In 2007, Atlanta lawyer Andrew Speaker made headlines when he sneaked back to the United States after flying abroad after he had been diagnosed with MDR-TB and traveled anyway against CDC orders. He was arrested and forcibly isolated and treated.

Image: Mosquito
An image released by Centers for Disease Control shows a Culex quinquefaciatus female mosquito feeding on human blood. This species is a known vector for West Nile Virus. JIM GATHANY / CDC via EPA
Dengue

“Many of us in the field of infectious diseases are concerned about dengue virus, an agent spread by mosquitoes,” says Lipkin. Dengue has been seen in Texas and Florida, killing a Texas woman last October.
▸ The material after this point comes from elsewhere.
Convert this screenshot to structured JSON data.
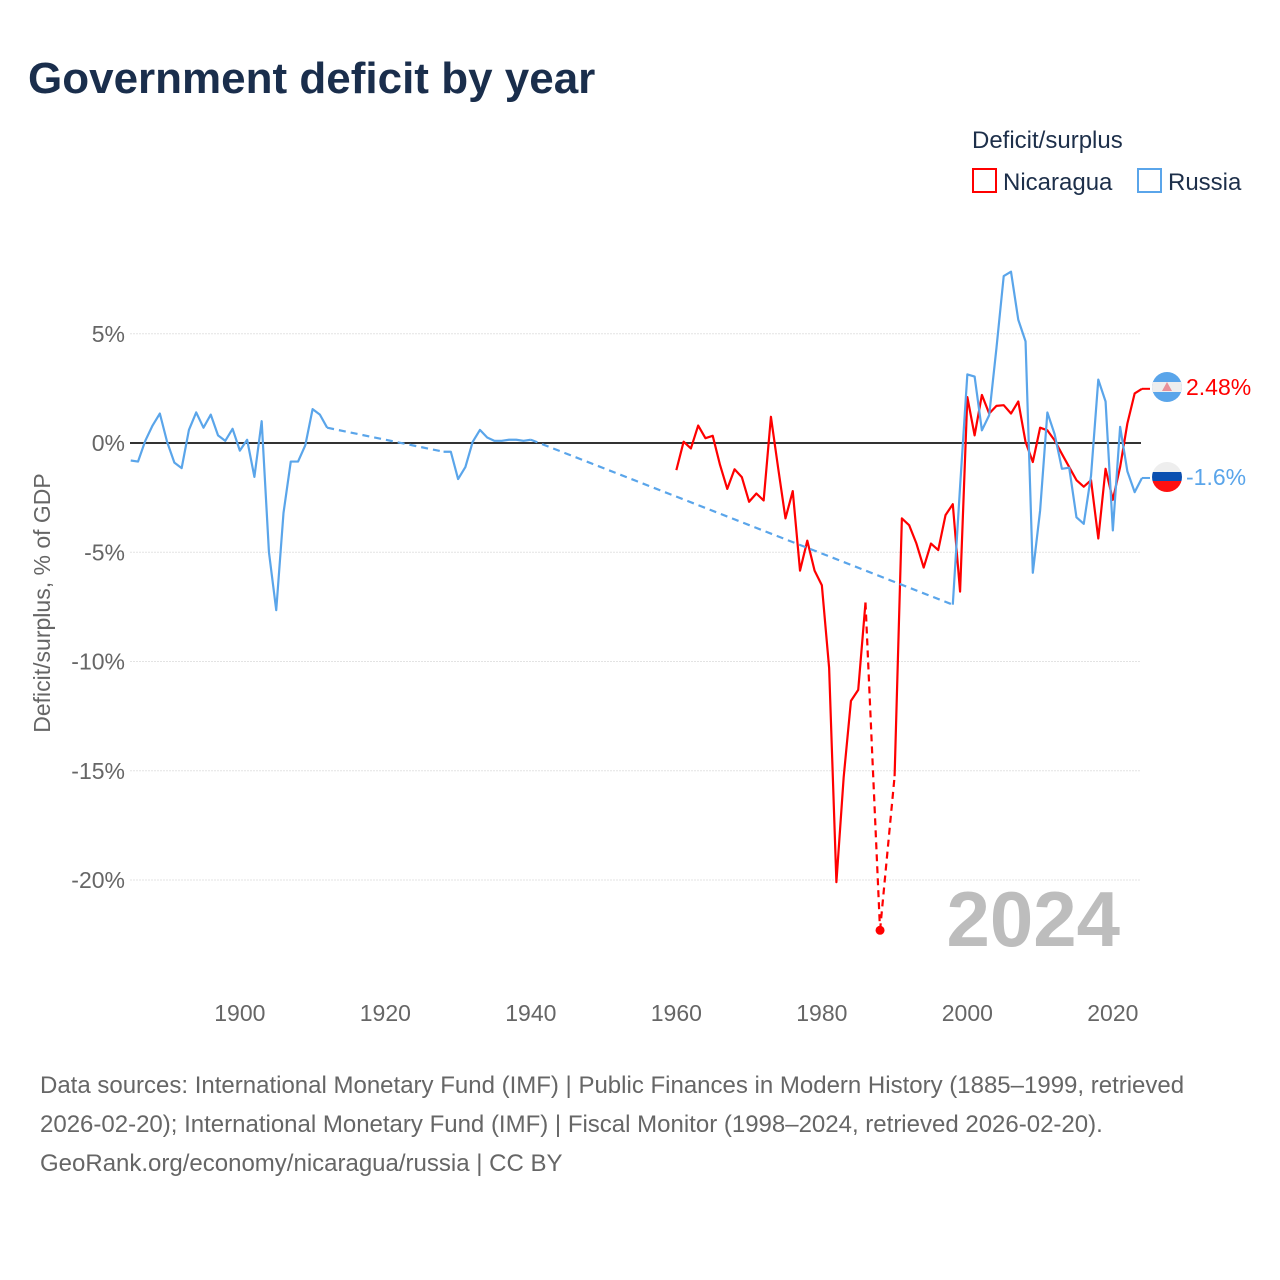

Dengue is the world's fastest-spreading tropical disease and WHO says it represents a pandemic threat. It can cause a hemorrhagic fever — a fairly horrific set of symptoms that include bleeding under and on the surface of the skin.

The good news is that only about 20 percent of people infected with dengue show any serious symptoms at all.

Chikungunya

Chikungunya has been spreading out of Africa into the Indian Ocean region, Asia and Europe in recent years. So far, more than 100 travelers have carried it into the U.S. but it hasn’t spread.

But it’s getting settled into the Caribbean. The Pan American Health Organization reports more than 55,000 cases since December on several Caribbean islands. It’s carried by the same mosquitoes that carry dengue and West Nile, and officials worry that warming weather will bring it to the U.S. It’s not especially deadly but it’s very painful and up to 90 percent of infected people feel sick.

And one that isn’t going to get you: Ebola

This is one of the scariest viruses out there, killing up to 90 percent of victims, depending on the strain. It’s also a hemorraghic fever, causing internal bleeding, and patients die of shock. An ongoing outbreak in Guinea, in West Africa, has sickened 248 people and killed 171 of them and five people are dead in Sierra Leone.

The good news is that it makes people so sick, they are unlikely to travel and spread it.

“There are diseases like Ebola, where mortality is high but the risk of infection is low unless one comes into direct contact with an infected person or an object such as clothing that has been contaminated with their body fluids,” says Lipkin.

“Although an infected individual could carry the virus across the world to the U.S. he or she would show signs of disease that should rapidly draw the attention of health care personnel and result in containment before there is opportunity for spread of infection.”